Die Wildform der Petersilie ist im südöstlichen Mittelmeerraum beheimatet. Die Wurzelpetersilie ist eine vor allem in der europäischen Küche beliebte Varietät der Petersilie. Äußerlich ähneln die spitz zulaufenden Wurzeln den Pastinaken. Die weißen fleischigen Petersilienwurzeln werden bis zu 20 cm lang.

Wurzelpetersilie enthält Vitamin C, B-Vitamine, Provitamin A sowie ätherische Öle.
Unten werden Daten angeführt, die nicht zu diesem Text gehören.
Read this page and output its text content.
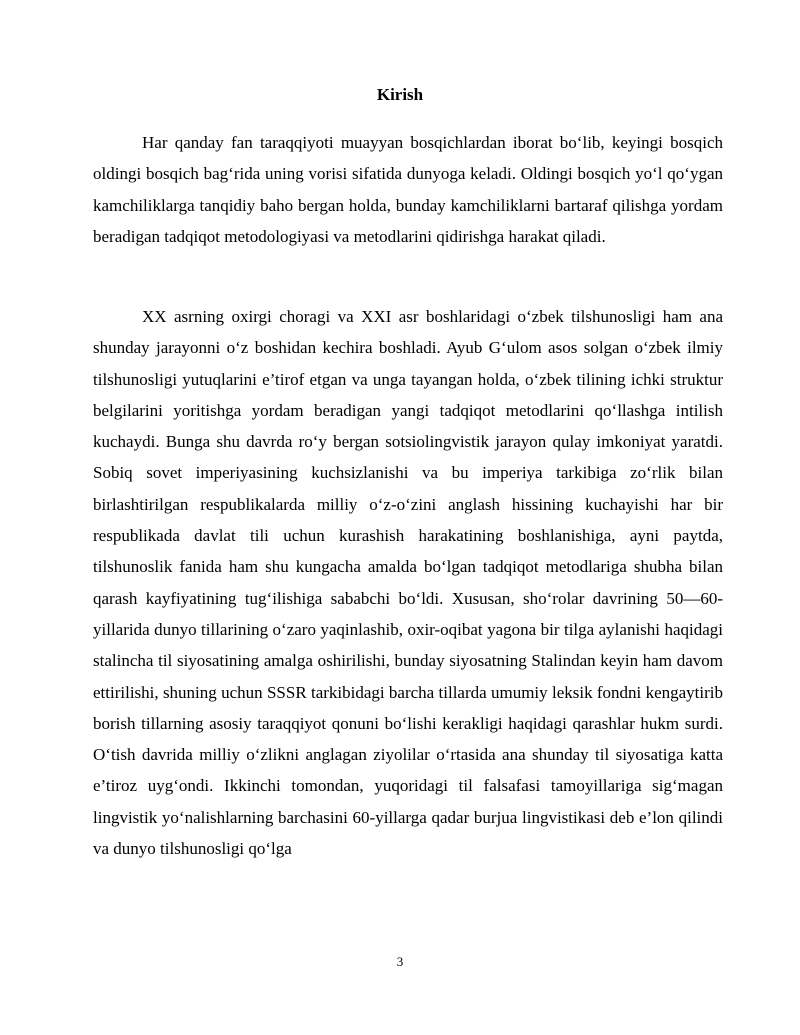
Kirish

Har qanday fan taraqqiyoti muayyan bosqichlardan iborat bo‘lib, keyingi bosqich oldingi bosqich bag‘rida uning vorisi sifatida dunyoga keladi. Oldingi bosqich yo‘l qo‘ygan kamchiliklarga tanqidiy baho bergan holda, bunday kamchiliklarni bartaraf qilishga yordam beradigan tadqiqot metodologiyasi va metodlarini qidirishga harakat qiladi.

XX asrning oxirgi choragi va XXI asr boshlaridagi o‘zbek tilshunosligi ham ana shunday jarayonni o‘z boshidan kechira boshladi. Ayub G‘ulom asos solgan o‘zbek ilmiy tilshunosligi yutuqlarini e’tirof etgan va unga tayangan holda, o‘zbek tilining ichki struktur belgilarini yoritishga yordam beradigan yangi tadqiqot metodlarini qo‘llashga intilish kuchaydi. Bunga shu davrda ro‘y bergan sotsiolingvistik jarayon qulay imkoniyat yaratdi. Sobiq sovet imperiyasining kuchsizlanishi va bu imperiya tarkibiga zo‘rlik bilan birlashtirilgan respublikalarda milliy o‘z-o‘zini anglash hissining kuchayishi har bir respublikada davlat tili uchun kurashish harakatining boshlanishiga, ayni paytda, tilshunoslik fanida ham shu kungacha amalda bo‘lgan tadqiqot metodlariga shubha bilan qarash kayfiyatining tug‘ilishiga sababchi bo‘ldi. Xususan, sho‘rolar davrining 50—60-yillarida dunyo tillarining o‘zaro yaqinlashib, oxir-oqibat yagona bir tilga aylanishi haqidagi stalincha til siyosatining amalga oshirilishi, bunday siyosatning Stalindan keyin ham davom ettirilishi, shuning uchun SSSR tarkibidagi barcha tillarda umumiy leksik fondni kengaytirib borish tillarning asosiy taraqqiyot qonuni bo‘lishi kerakligi haqidagi qarashlar hukm surdi. O‘tish davrida milliy o‘zlikni anglagan ziyolilar o‘rtasida ana shunday til siyosatiga katta e’tiroz uyg‘ondi. Ikkinchi tomondan, yuqoridagi til falsafasi tamoyillariga sig‘magan lingvistik yo‘nalishlarning barchasini 60-yillarga qadar burjua lingvistikasi deb e’lon qilindi va dunyo tilshunosligi qo‘lga

3
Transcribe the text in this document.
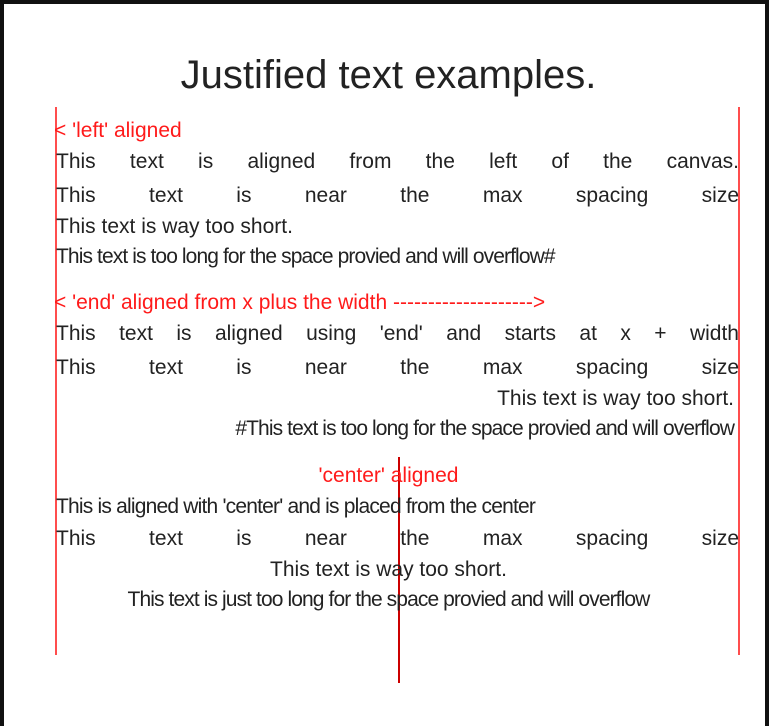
Justified text examples.
< 'left' aligned
This text is aligned from the left of the canvas.
This text is near the max spacing size
This text is way too short.
This text is too long for the space provied and will overflow#
< 'end' aligned from x plus the width -------------------->
This text is aligned using 'end' and starts at x + width
This text is near the max spacing size
This text is way too short.
#This text is too long for the space provied and will overflow
'center' aligned
This is aligned with 'center' and is placed from the center
This text is near the max spacing size
This text is way too short.
This text is just too long for the space provied and will overflow
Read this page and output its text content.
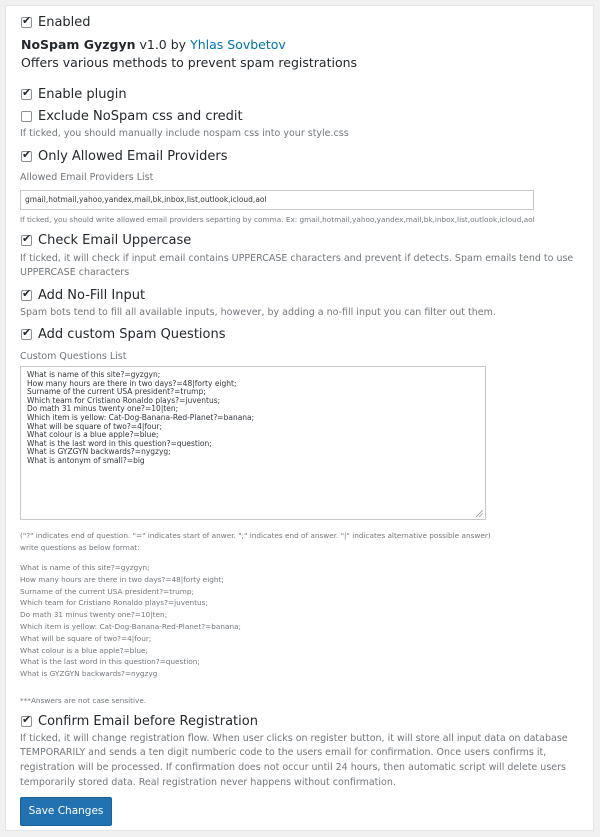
✔ Enabled
NoSpam Gyzgyn v1.0 by Yhlas Sovbetov
Offers various methods to prevent spam registrations
✔ Enable plugin
Exclude NoSpam css and credit
If ticked, you should manually include nospam css into your style.css
✔ Only Allowed Email Providers
Allowed Email Providers List
gmail,hotmail,yahoo,yandex,mail,bk,inbox,list,outlook,icloud,aol
If ticked, you should write allowed email providers separting by comma. Ex: gmail,hotmail,yahoo,yandex,mail,bk,inbox,list,outlook,icloud,aol
✔ Check Email Uppercase
If ticked, it will check if input email contains UPPERCASE characters and prevent if detects. Spam emails tend to use
UPPERCASE characters
✔ Add No-Fill Input
Spam bots tend to fill all available inputs, however, by adding a no-fill input you can filter out them.
✔ Add custom Spam Questions
Custom Questions List
What is name of this site?=gyzgyn;
How many hours are there in two days?=48|forty eight;
Surname of the current USA president?=trump;
Which team for Cristiano Ronaldo plays?=juventus;
Do math 31 minus twenty one?=10|ten;
Which item is yellow: Cat-Dog-Banana-Red-Planet?=banana;
What will be square of two?=4|four;
What colour is a blue apple?=blue;
What is the last word in this question?=question;
What is GYZGYN backwards?=nygzyg;
What is antonym of small?=big
("?" indicates end of question. "=" indicates start of anwer. ";" indicates end of answer. "|" indicates alternative possible answer)
write questions as below format:
What is name of this site?=gyzgyn;
How many hours are there in two days?=48|forty eight;
Surname of the current USA president?=trump;
Which team for Cristiano Ronaldo plays?=juventus;
Do math 31 minus twenty one?=10|ten;
Which item is yellow: Cat-Dog-Banana-Red-Planet?=banana;
What will be square of two?=4|four;
What colour is a blue apple?=blue;
What is the last word in this question?=question;
What is GYZGYN backwards?=nygzyg
***Answers are not case sensitive.
✔ Confirm Email before Registration
If ticked, it will change registration flow. When user clicks on register button, it will store all input data on database
TEMPORARILY and sends a ten digit numberic code to the users email for confirmation. Once users confirms it,
registration will be processed. If confirmation does not occur until 24 hours, then automatic script will delete users
temporarily stored data. Real registration never happens without confirmation.
Save Changes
Das typische Wintergemüse wird ab September/Oktober geerntet und auf Märkten sowie in gut sortierten Supermärkten bis ins Frühjahr angeboten. Die Wurzeln sollten sich fest anfühlen und keine faulen Stellen aufweisen. Kleinere Exemplare sind oft zarter im Geschmack. Das Grün sollte, sofern vorhanden, frisch aussehen. Oft gehört auch ein Stück Petersilienwurzel zum Suppengrün im Bund. Im Gemüsefach des Kühlschranks kann das Gemüse zwei bis drei Wochen gelagert werden.
Zur Zubereitung werden die Wurzeln gewaschen, geschält und gewürfelt. Die aromatisch würzig-süßen Rüben verleihen Cremesuppen und Eintöpfen ein kräftiges Aroma, überzeugen aber auch als herzhafte Gemüsebeilage zu Fleischgerichten, z. B. zu Wild, und passen auch gut zu anderen Gemüsearten wie Möhren, Kartoffeln oder Hülsenfrüchten. Das Kraut können Sie wie Blattpetersilie fein gehackt zum Würzen verwenden.